5. Conclusions and Future Research

This study investigates the TSLAP under heterogeneous traffic flow, considering the lane selection rights of different vehicle types. Based on the user equilibrium principle and queueing theory, the lane selection behavior of ETC-HVs is modeled. The TSLAP is formulated as a mixed-integer nonlinear bilevel optimization problem, aiming to minimize the total passage time of the toll station by optimizing the number of ETC lanes at the station’s entrances and exits. Since both the upper and lower-level problems are convex, the KKT conditions of the lower-level problem are used to transform the bilevel problem into an equivalent single-level optimization. The problem is solved numerically using the commercial solver Gurobi, and a relaxed analytical solution is derived using a parameterized iterative method. The results show that the proposed approach significantly improves the performance of toll station queuing systems under heterogeneous traffic flow, reducing the total passage time by 90.44% compared to the current system. Impact analysis and comparative experiments reveal that the proportion of MTC-HVs has the greatest impact on the optimal total passage time while increasing the market penetration of CAVs or ETC-HVs helps manage high traffic demand. Additionally, dynamically adjusting lane allocation in response to changes in vehicle arrival rates proves to be a more effective strategy than maintaining a static allocation. The developed model and obtained results can serve as a basis for planning and managing toll station lane allocation in heterogeneous traffic flow environments.
However, this study has several limitations. First, the study assumes that the toll station queuing system follows an M/M/1 model. On one hand, each lane is treated as an independent single-server queuing system, which is a reasonable assumption for the Liulin toll station, as its lanes are equipped with barriers and extended vehicle separation guidelines that prevent vehicles from switching lanes freely during the queuing process. However, other toll stations may allow vehicles to switch lanes.
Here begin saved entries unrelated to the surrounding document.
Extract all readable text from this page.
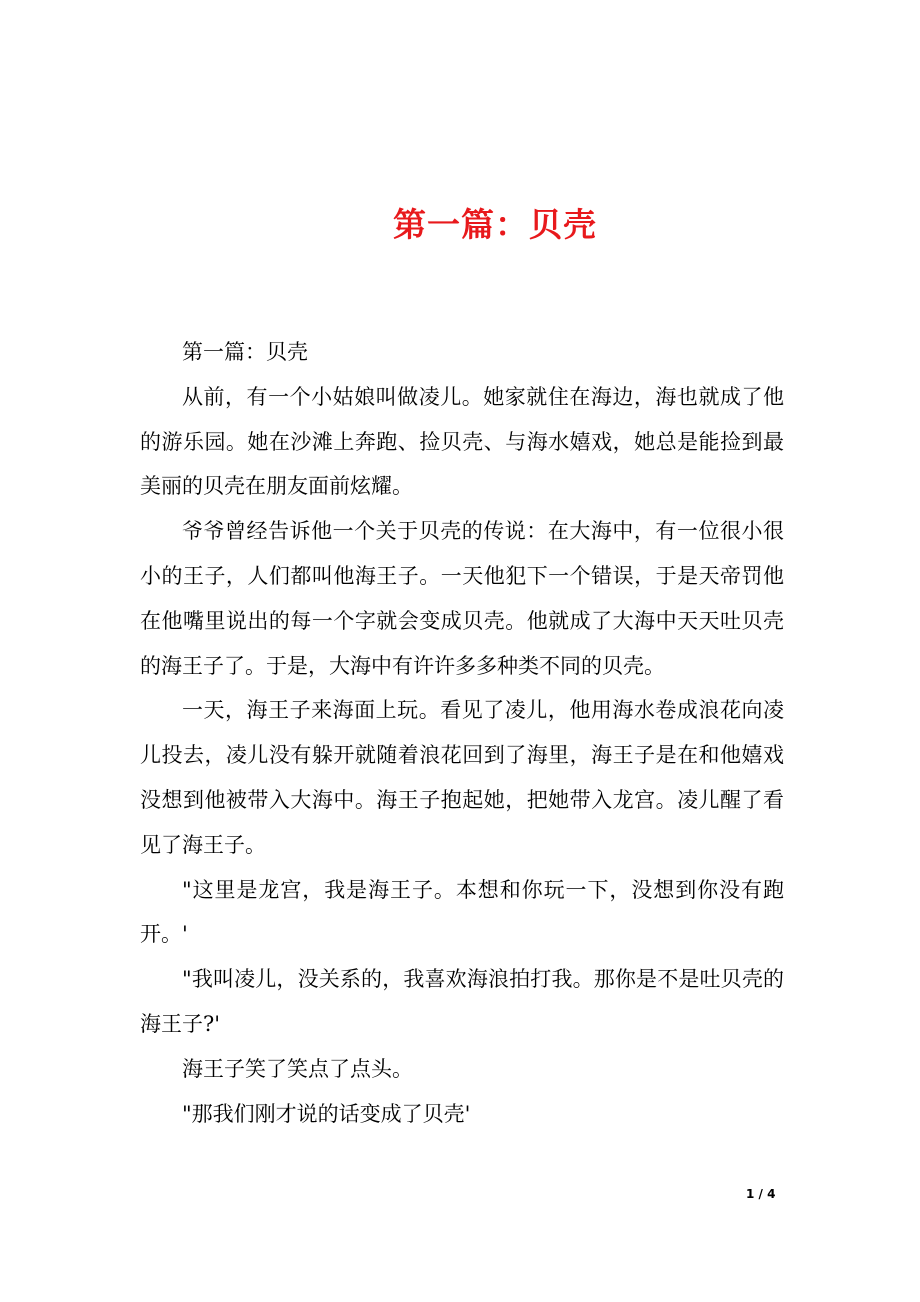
第一篇：贝壳

第一篇：贝壳

从前，有一个小姑娘叫做凌儿。她家就住在海边，海也就成了他的游乐园。她在沙滩上奔跑、捡贝壳、与海水嬉戏，她总是能捡到最美丽的贝壳在朋友面前炫耀。

爷爷曾经告诉他一个关于贝壳的传说：在大海中，有一位很小很小的王子，人们都叫他海王子。一天他犯下一个错误，于是天帝罚他在他嘴里说出的每一个字就会变成贝壳。他就成了大海中天天吐贝壳的海王子了。于是，大海中有许许多多种类不同的贝壳。

一天，海王子来海面上玩。看见了凌儿，他用海水卷成浪花向凌儿投去，凌儿没有躲开就随着浪花回到了海里，海王子是在和他嬉戏没想到他被带入大海中。海王子抱起她，把她带入龙宫。凌儿醒了看见了海王子。

"这里是龙宫，我是海王子。本想和你玩一下，没想到你没有跑开。'

"我叫凌儿，没关系的，我喜欢海浪拍打我。那你是不是吐贝壳的海王子?'

海王子笑了笑点了点头。

"那我们刚才说的话变成了贝壳'

1 / 4
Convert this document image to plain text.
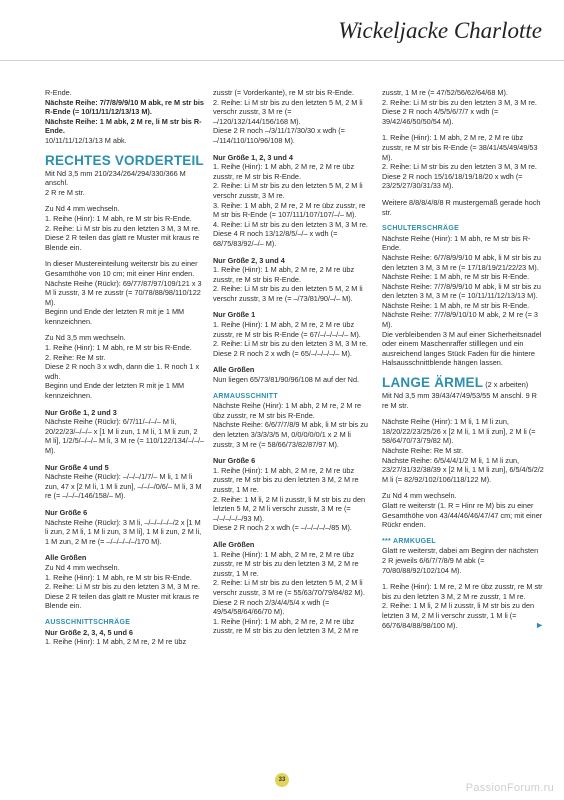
Wickeljacke Charlotte

R-Ende.
Nächste Reihe: 7/7/8/9/9/10 M abk, re M str bis R-Ende (= 10/11/11/12/13/13 M).
Nächste Reihe: 1 M abk, 2 M re, li M str bis R-Ende.
10/11/11/12/13/13 M abk.

RECHTES VORDERTEIL

Mit Nd 3,5 mm 210/234/264/294/330/366 M anschl.
2 R re M str.

Zu Nd 4 mm wechseln.
1. Reihe (Hinr): 1 M abh, re M str bis R-Ende.
2. Reihe: Li M str bis zu den letzten 3 M, 3 M re. Diese 2 R teilen das glatt re Muster mit kraus re Blende ein.

In dieser Mustereinteilung weiterstr bis zu einer Gesamthöhe von 10 cm; mit einer Hinr enden.
Nächste Reihe (Rückr): 69/77/87/97/109/121 x 3 M li zusstr, 3 M re zusstr (= 70/78/88/98/110/122 M).
Beginn und Ende der letzten R mit je 1 MM kennzeichnen.

Zu Nd 3,5 mm wechseln.
1. Reihe (Hinr): 1 M abh, re M str bis R-Ende.
2. Reihe: Re M str.
Diese 2 R noch 3 x wdh, dann die 1. R noch 1 x wdh.
Beginn und Ende der letzten R mit je 1 MM kennzeichnen.

Nur Größe 1, 2 und 3
Nächste Reihe (Rückr): 6/7/11/–/–/– M li, 20/22/23/–/–/– x [1 M li zun, 1 M li, 1 M li zun, 2 M li], 1/2/5/–/–/– M li, 3 M re (= 110/122/134/–/–/– M).

Nur Größe 4 und 5
Nächste Reihe (Rückr): –/–/–/1/7/– M li, 1 M li zun, 47 x [2 M li, 1 M li zun], –/–/–/0/6/– M li, 3 M re (= –/–/–/146/158/– M).

Nur Größe 6
Nächste Reihe (Rückr): 3 M li, –/–/–/–/–/2 x [1 M li zun, 2 M li, 1 M li zun, 3 M li], 1 M li zun, 2 M li, 1 M zun, 2 M re (= –/–/–/–/–/170 M).

Alle Größen
Zu Nd 4 mm wechseln.
1. Reihe (Hinr): 1 M abh, re M str bis R-Ende.
2. Reihe: Li M str bis zu den letzten 3 M, 3 M re. Diese 2 R teilen das glatt re Muster mit kraus re Blende ein.

AUSSCHNITTSCHRÄGE

Nur Größe 2, 3, 4, 5 und 6
1. Reihe (Hinr): 1 M abh, 2 M re, 2 M re übz

zusstr (= Vorderkante), re M str bis R-Ende.
2. Reihe: Li M str bis zu den letzten 5 M, 2 M li verschr zusstr, 3 M re (= –/120/132/144/156/168 M).
Diese 2 R noch –/3/11/17/30/30 x wdh (= –/114/110/110/96/108 M).

Nur Größe 1, 2, 3 und 4
1. Reihe (Hinr): 1 M abh, 2 M re, 2 M re übz zusstr, re M str bis R-Ende.
2. Reihe: Li M str bis zu den letzten 5 M, 2 M li verschr zusstr, 3 M re.
3. Reihe: 1 M abh, 2 M re, 2 M re übz zusstr, re M str bis R-Ende (= 107/111/107/107/–/– M).
4. Reihe: Li M str bis zu den letzten 3 M, 3 M re. Diese 4 R noch 13/12/8/5/–/– x wdh (= 68/75/83/92/–/– M).

Nur Größe 2, 3 und 4
1. Reihe (Hinr): 1 M abh, 2 M re, 2 M re übz zusstr, re M str bis R-Ende.
2. Reihe: Li M str bis zu den letzten 5 M, 2 M li verschr zusstr, 3 M re (= –/73/81/90/–/– M).

Nur Größe 1
1. Reihe (Hinr): 1 M abh, 2 M re, 2 M re übz zusstr, re M str bis R-Ende (= 67/–/–/–/–/– M).
2. Reihe: Li M str bis zu den letzten 3 M, 3 M re. Diese 2 R noch 2 x wdh (= 65/–/–/–/–/– M).

Alle Größen
Nun liegen 65/73/81/90/96/108 M auf der Nd.

ARMAUSSCHNITT

Nächste Reihe (Hinr): 1 M abh, 2 M re, 2 M re übz zusstr, re M str bis R-Ende.
Nächste Reihe: 6/6/7/7/8/9 M abk, li M str bis zu den letzten 3/3/3/3/5 M, 0/0/0/0/0/1 x 2 M li zusstr, 3 M re (= 58/66/73/82/87/97 M).

Nur Größe 6
1. Reihe (Hinr): 1 M abh, 2 M re, 2 M re übz zusstr, re M str bis zu den letzten 3 M, 2 M re zusstr, 1 M re.
2. Reihe: 1 M li, 2 M li zusstr, li M str bis zu den letzten 5 M, 2 M li verschr zusstr, 3 M re (= –/–/–/–/–/93 M).
Diese 2 R noch 2 x wdh (= –/–/–/–/–/85 M).

Alle Größen
1. Reihe (Hinr): 1 M abh, 2 M re, 2 M re übz zusstr, re M str bis zu den letzten 3 M, 2 M re zusstr, 1 M re.
2. Reihe: Li M str bis zu den letzten 5 M, 2 M li verschr zusstr, 3 M re (= 55/63/70/79/84/82 M).
Diese 2 R noch 2/3/4/4/5/4 x wdh (= 49/54/58/64/66/70 M).
1. Reihe (Hinr): 1 M abh, 2 M re, 2 M re übz zusstr, re M str bis zu den letzten 3 M, 2 M re

zusstr, 1 M re (= 47/52/56/62/64/68 M).
2. Reihe: Li M str bis zu den letzten 3 M, 3 M re. Diese 2 R noch 4/5/5/6/7/7 x wdh (= 39/42/46/50/50/54 M).

1. Reihe (Hinr): 1 M abh, 2 M re, 2 M re übz zusstr, re M str bis R-Ende (= 38/41/45/49/49/53 M).
2. Reihe: Li M str bis zu den letzten 3 M, 3 M re. Diese 2 R noch 15/16/18/19/18/20 x wdh (= 23/25/27/30/31/33 M).

Weitere 8/8/8/4/8/8 R mustergemäß gerade hoch str.

SCHULTERSCHRÄGE

Nächste Reihe (Hinr): 1 M abh, re M str bis R-Ende.
Nächste Reihe: 6/7/8/9/9/10 M abk, li M str bis zu den letzten 3 M, 3 M re (= 17/18/19/21/22/23 M).
Nächste Reihe: 1 M abh, re M str bis R-Ende.
Nächste Reihe: 7/7/8/9/9/10 M abk, li M str bis zu den letzten 3 M, 3 M re (= 10/11/11/12/13/13 M).
Nächste Reihe: 1 M abh, re M str bis R-Ende.
Nächste Reihe: 7/7/8/9/10/10 M abk, 2 M re (= 3 M).
Die verbleibenden 3 M auf einer Sicherheitsnadel oder einem Maschenraffer stilllegen und ein ausreichend langes Stück Faden für die hintere Halsausschnittblende hängen lassen.

LANGE ÄRMEL (2 x arbeiten)

Mit Nd 3,5 mm 39/43/47/49/53/55 M anschl. 9 R re M str.

Nächste Reihe (Hinr): 1 M li, 1 M li zun, 18/20/22/23/25/26 x [2 M li, 1 M li zun], 2 M li (= 58/64/70/73/79/82 M).
Nächste Reihe: Re M str.
Nächste Reihe: 6/5/4/4/1/2 M li, 1 M li zun, 23/27/31/32/38/39 x [2 M li, 1 M li zun], 6/5/4/5/2/2 M li (= 82/92/102/106/118/122 M).

Zu Nd 4 mm wechseln.
Glatt re weiterstr (1. R = Hinr re M) bis zu einer Gesamthöhe von 43/44/46/46/47/47 cm; mit einer Rückr enden.

*** ARMKUGEL

Glatt re weiterstr, dabei am Beginn der nächsten 2 R jeweils 6/6/7/7/8/9 M abk (= 70/80/88/92/102/104 M).

1. Reihe (Hinr): 1 M re, 2 M re übz zusstr, re M str bis zu den letzten 3 M, 2 M re zusstr, 1 M re.
2. Reihe: 1 M li, 2 M li zusstr, li M str bis zu den letzten 3 M, 2 M li verschr zusstr, 1 M li (= 66/76/84/88/98/100 M).	►

33
PassionForum.ru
For toll stations that allow lane switching, a multi-server queueing system could potentially be used. However, considering the practical situation, it is quite difficult for vehicles to change lanes continuously before the toll plaza—such as from the outermost lane to the innermost lane—and during congestion, the spacing between vehicles does not allow lane changes. This may not align with the characteristics of a multi-server queueing system, which typically allows free switching between servers. Additionally, lane switching would disrupt the toll plaza system, potentially affecting the speed of vehicles behind. We suggest that for toll stations where lane switching is allowed, simulation techniques may be a better approach for modeling such systems. On the other hand, this study focuses on the lane allocation problem at toll stations and assumes a simple M/M/1 queuing system, characterized by Poisson arrivals and exponential service times. In practice, the situation is more complex and may change over time, requiring more sophisticated models. Second, while numerical experiments in this study demonstrate that dynamic lane allocation can effectively manage traffic fluctuations, it is important to recognize that real-world applications involve more complex operational processes. With the increasing sophistication of traffic management systems, we believe dynamic adjustment holds significant application potential. Third, this study assumes that ETC-HV users are fully rational in their lane selection, always choosing the lane with the shortest waiting time. However, real-world behavior is likely more complex, with factors such as driver preferences, experience, and external influences affecting lane choice.
Future research will focus on developing more realistic toll station service models, with particular attention given to the impacts of toll station geometry, user behavior, and vehicle-following effects on service efficiency. The geometric design of toll stations not only affects vehicle mobility but is also closely linked to service rate. Vehicle headway is typically influenced by vehicle type characteristics and the following behavior of preceding vehicles. Consequently, service rate models need refinement to account for the combined effects of diverse vehicle types, tolling methods, driving behaviors, and geometric layouts. By developing more refined service models, more precise lane allocation can be achieved.

Author Contributions

Conceptualization, Z.C., T.R. and M.X.; methodology, Z.C. and T.R.; software, Z.C. and T.R.; validation, Z.C., T.R. and M.X.; formal analysis, Z.C. and T.R.; investigation, Z.C. and T.R.; resources, Z.C. and T.R.; data curation, Z.C. and T.R.; writing—original draft preparation, Z.C., T.R. and M.X.; writing—review and editing, Z.C., T.R. and M.X.; visualization, Z.C. and T.R.; supervision, M.X.; project administration, M.X.; funding acquisition, M.X. All authors have read and agreed to the published version of the manuscript.

Funding

This work is supported by the Research Grants Council of the Hong Kong Special Administrative Region, China (Project No. PolyU 15221821).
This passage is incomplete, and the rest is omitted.